Exposure of man to cadmium is related to its uses and its movement subsequent to use in the environment. In 1968, the U.S. demand for cadmium was approximately 13,000,000 pounds. Of this, less than 5 percent is recovered and recycled for new industrial use. It is estimated that 80 to 90 percent is not recovered and is ultimately dispersed into the general environment.
Nonrecycled uses include electroplating (45 to 49 percent), paints and pigments (18 to 21 percent), plastics (15 percent), and metallurgical uses and fungicides (approximately 2 percent). In addition, superphosphate fertilizers may contain 2-20 ppm of cadmium. Among its industrial uses are the rustproofing of iron and such steel articles as tools, fittings, bearings, and hardware by electroplating. Yellow and orange pigments derived from cadmium sulfide and red pigments from cadmium sulfoselenides are used in paints, artists' colors, rubber, plastics, printing inks, wallpaper, leather, glass, and vitreous enamels. Inexpensive rubber mattings used in homes may contain cadmium in the backing, which can, as the mats deteriorate, contribute to the cadmium content of household dust.

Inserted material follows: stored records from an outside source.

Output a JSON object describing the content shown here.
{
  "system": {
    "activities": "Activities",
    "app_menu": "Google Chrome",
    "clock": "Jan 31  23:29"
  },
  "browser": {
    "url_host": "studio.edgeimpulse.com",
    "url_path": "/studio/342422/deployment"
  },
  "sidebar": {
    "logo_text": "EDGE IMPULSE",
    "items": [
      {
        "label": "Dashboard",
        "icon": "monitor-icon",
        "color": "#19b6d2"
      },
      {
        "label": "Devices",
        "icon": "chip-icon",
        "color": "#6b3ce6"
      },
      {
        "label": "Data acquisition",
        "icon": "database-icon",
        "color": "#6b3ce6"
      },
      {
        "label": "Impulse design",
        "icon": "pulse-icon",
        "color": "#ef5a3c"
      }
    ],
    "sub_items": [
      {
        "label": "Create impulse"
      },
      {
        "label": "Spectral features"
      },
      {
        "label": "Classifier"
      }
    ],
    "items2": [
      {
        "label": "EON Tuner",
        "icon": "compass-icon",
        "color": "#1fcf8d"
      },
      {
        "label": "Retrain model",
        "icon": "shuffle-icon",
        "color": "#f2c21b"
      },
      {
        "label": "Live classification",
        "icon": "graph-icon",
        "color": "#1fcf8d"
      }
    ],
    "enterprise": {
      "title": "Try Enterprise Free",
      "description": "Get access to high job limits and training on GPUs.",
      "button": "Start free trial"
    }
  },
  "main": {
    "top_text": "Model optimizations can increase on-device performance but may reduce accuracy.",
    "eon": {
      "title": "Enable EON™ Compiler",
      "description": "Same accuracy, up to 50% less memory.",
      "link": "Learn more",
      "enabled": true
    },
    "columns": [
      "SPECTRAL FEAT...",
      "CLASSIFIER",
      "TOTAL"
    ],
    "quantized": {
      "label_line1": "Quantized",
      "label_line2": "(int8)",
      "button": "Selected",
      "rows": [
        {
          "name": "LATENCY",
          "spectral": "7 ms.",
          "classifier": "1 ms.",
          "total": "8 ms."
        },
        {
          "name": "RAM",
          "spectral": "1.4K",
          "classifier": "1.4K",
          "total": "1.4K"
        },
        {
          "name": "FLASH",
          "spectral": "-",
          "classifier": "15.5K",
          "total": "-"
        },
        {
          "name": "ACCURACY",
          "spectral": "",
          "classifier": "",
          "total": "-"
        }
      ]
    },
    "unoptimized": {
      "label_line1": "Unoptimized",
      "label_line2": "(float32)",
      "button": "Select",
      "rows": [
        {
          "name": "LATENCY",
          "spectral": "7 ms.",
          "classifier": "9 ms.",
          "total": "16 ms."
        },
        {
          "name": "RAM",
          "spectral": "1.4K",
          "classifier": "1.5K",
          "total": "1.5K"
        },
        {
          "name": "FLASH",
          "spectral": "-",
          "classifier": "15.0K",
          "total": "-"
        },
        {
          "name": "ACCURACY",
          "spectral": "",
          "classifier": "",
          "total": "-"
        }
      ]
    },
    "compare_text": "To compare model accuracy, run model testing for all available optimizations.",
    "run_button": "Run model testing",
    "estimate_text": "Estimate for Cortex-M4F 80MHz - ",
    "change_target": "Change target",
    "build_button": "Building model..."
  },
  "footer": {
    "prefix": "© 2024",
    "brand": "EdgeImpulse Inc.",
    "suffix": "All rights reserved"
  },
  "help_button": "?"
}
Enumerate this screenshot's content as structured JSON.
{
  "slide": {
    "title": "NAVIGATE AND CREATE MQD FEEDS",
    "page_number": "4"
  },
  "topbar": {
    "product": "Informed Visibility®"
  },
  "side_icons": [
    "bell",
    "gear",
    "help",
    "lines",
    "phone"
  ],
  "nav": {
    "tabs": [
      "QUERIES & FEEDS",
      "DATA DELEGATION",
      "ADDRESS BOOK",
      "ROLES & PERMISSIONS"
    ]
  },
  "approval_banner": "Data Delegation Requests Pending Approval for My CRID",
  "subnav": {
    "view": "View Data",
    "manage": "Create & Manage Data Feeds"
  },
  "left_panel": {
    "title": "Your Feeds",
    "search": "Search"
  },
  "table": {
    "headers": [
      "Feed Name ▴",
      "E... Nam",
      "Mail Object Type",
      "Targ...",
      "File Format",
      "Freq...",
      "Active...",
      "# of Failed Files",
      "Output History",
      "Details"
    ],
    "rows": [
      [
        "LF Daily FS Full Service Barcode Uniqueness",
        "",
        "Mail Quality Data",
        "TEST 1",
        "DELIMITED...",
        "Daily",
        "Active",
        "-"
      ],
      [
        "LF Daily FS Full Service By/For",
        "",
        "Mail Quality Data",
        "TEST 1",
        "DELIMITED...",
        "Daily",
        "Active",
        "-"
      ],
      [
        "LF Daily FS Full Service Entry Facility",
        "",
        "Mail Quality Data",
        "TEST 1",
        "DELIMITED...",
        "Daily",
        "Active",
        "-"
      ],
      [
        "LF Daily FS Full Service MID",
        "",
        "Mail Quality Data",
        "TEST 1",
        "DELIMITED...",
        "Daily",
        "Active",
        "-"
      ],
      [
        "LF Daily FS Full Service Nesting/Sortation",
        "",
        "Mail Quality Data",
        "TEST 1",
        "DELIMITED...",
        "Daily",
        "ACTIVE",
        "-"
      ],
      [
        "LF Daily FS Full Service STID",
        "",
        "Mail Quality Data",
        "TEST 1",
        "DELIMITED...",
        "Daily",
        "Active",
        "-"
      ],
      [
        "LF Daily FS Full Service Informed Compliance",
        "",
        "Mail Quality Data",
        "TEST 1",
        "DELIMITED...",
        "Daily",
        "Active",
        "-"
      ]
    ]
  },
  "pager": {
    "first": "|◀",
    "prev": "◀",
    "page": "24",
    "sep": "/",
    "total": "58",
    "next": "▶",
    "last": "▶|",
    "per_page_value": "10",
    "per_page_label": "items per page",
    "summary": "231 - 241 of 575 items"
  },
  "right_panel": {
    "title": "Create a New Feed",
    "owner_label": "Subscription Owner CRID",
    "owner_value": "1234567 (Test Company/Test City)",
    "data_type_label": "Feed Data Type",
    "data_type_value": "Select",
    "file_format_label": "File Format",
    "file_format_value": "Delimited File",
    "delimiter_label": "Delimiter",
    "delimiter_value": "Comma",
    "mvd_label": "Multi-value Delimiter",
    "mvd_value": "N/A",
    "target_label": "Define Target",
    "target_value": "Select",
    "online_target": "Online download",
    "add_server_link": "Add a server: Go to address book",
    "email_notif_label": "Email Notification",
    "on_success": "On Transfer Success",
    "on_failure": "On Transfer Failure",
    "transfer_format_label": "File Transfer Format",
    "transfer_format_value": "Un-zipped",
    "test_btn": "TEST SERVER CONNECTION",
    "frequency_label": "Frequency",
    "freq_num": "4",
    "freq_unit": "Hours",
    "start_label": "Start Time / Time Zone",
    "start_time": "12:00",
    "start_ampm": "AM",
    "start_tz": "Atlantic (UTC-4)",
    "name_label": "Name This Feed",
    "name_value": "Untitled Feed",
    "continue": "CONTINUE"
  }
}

Cadmium is dispersed by air into dustfall and soil. Sewage sludge is particularly rich in cadmium and other trace metals. Sewage sludge is being used increasingly as fertilizer for agricultural crops. There is now intensive investigation on the uptake of cadmium into the edible portion of crops and factors that influence this.
The pH of the soil is particularly important. Increasing soil acidity increases the plant's uptake of cadmium. Of particular concern is the uptake of cadmium into cereal grains. It is hoped that the cadmium content of foodstuffs can be kept within tolerable limits through limitations in the amounts of sewage sludge used per acre and through the control of such factors as soil acidity that influence the uptake of cadmium by plants.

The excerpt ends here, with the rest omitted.